ですが、最終的に動画へ仕上げる時に大事となるのが、「光と影のコントロール」です。
こればかりは、後処理(AviUtlやNive、AfterEffects等)で調整しようとしても、おのずと限界が出ます。
素材(MMD出力)の段階で、どれだけ綺麗に出力できるかがキモとなります。
シェーダーは幸いにもモデル個別、場合によっては材質個別で設定できます。
メタリックな表現をしたい場合、顔に落ちる影が気になる場合、明るい背景でもモデルが沈まないような表現、暗い背景でキャラを神々しく表現したい時など、シェーダーを弄る事で多彩な表現が可能となります。
ですが、やりすぎると逆効果となる事も多いです。
光の当てすぎ、影を濃くしすぎたりすると違和感の方が強くなるでしょう。
色調補正系エフェクトと同様に、さりげなく、かつ効果的な設定が必要となる事も多いかと思います。

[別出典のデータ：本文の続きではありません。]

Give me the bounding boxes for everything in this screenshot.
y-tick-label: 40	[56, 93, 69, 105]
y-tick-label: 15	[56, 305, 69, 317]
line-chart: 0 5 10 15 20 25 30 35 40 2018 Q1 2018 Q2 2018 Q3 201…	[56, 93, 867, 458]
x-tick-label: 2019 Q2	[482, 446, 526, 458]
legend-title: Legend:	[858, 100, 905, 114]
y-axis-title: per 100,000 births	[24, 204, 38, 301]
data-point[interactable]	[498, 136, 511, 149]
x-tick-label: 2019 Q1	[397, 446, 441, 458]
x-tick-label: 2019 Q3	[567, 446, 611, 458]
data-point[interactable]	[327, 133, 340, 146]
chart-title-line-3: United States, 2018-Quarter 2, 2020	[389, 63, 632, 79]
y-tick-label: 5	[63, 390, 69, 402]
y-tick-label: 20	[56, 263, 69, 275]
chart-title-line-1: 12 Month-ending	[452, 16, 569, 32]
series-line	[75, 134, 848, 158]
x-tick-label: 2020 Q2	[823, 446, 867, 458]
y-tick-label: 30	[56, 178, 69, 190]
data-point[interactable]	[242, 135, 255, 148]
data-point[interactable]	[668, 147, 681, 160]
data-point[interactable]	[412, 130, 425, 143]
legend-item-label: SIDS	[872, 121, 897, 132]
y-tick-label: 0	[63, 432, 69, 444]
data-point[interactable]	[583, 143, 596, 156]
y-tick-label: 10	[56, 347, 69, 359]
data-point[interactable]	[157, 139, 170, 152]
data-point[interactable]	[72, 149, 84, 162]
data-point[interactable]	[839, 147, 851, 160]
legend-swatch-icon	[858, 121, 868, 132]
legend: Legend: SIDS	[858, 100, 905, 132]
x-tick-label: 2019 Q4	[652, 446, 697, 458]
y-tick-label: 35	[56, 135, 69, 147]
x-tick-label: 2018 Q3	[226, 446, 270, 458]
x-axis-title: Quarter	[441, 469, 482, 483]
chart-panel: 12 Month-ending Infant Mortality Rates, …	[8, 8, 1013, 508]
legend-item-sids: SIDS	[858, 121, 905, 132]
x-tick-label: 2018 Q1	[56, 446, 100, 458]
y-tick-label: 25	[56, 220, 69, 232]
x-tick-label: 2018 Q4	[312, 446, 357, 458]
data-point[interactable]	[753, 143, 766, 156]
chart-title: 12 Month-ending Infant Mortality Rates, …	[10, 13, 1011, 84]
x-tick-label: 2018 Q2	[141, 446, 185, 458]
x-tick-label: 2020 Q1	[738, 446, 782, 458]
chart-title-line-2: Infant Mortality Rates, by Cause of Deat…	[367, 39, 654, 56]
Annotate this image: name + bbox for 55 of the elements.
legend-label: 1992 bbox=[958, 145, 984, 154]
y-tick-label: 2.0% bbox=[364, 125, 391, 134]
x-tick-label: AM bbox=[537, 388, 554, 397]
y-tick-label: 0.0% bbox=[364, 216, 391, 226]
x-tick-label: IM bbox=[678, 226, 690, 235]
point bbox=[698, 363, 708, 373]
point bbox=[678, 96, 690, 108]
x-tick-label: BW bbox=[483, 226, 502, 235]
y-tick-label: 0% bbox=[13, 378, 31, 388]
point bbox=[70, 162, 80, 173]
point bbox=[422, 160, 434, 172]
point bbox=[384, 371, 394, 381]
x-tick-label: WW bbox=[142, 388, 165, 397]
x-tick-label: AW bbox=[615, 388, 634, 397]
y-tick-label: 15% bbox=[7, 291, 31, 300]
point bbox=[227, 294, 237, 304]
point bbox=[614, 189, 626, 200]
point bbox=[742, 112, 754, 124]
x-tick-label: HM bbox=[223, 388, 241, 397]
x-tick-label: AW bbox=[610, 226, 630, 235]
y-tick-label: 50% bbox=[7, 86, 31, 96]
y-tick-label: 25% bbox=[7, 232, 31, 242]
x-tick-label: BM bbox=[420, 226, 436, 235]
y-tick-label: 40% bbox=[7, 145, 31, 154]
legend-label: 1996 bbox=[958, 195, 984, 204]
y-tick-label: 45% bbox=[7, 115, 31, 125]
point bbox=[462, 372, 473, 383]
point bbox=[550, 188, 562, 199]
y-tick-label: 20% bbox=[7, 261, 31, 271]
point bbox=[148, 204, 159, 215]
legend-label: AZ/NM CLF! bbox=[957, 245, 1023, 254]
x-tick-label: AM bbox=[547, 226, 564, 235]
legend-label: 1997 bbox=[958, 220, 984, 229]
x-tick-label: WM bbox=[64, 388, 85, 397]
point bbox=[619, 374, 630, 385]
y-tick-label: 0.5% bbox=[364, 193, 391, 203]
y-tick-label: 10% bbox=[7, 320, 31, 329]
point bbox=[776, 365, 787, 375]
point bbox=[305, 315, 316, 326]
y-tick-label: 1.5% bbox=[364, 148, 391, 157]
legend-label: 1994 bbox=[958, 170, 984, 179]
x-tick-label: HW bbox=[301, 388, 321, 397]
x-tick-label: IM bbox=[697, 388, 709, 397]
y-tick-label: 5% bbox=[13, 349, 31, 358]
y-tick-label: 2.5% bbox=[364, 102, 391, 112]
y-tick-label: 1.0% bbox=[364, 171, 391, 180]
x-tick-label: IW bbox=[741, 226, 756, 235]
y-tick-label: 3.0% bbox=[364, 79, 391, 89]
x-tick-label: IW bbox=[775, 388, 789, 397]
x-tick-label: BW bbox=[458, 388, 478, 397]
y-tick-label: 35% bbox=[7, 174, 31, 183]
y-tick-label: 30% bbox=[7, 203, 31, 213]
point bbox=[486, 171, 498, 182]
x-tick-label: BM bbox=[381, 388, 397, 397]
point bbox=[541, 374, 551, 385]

ではどんなパラメータがよいのか……これは一概に言えません。何故なら「どういった表現の動画を作るのか」という目的次第でまったく変わってくるのです。
ですので、とりあえず弄りまくって自分のなっとくいく設定を覚えないとなりません。
これはもう一つの「沼」とも言えます。
一応、制作者のlessさんの方で、いくつかのプリセットパターンの配布を予定しているとの事ですので、wktkして待つとよいでしょう。
もしかしたら、他の方からもパターンがリリースされるかもしれません。
(記事を書いている間に、いくつかのパターンがリリースされているようです)
また、最終的な仕上げとして、ExcellentShadowに付属しているExShadowSSAOとの併用、ToneMapとの併用などもお勧めです。
エフェクトを組み合わせた時に、相乗効果として多彩な表現ができますので、苦しみと共に楽しさを味わえるでしょう。
■ 最後に
残念ながらMikuMikuMovingには非対応です。これはセルフシャドウ系処理・エフェクト処理系がMMDのとは違う為です。
まだ試してませんが、もしかしたらセルフシャドウの部分を弄らなければMMMでも使えるかもしれません。
それでは、あなたのお嫁さんを綺麗にする為の化粧テクニックをお楽しみ下さい。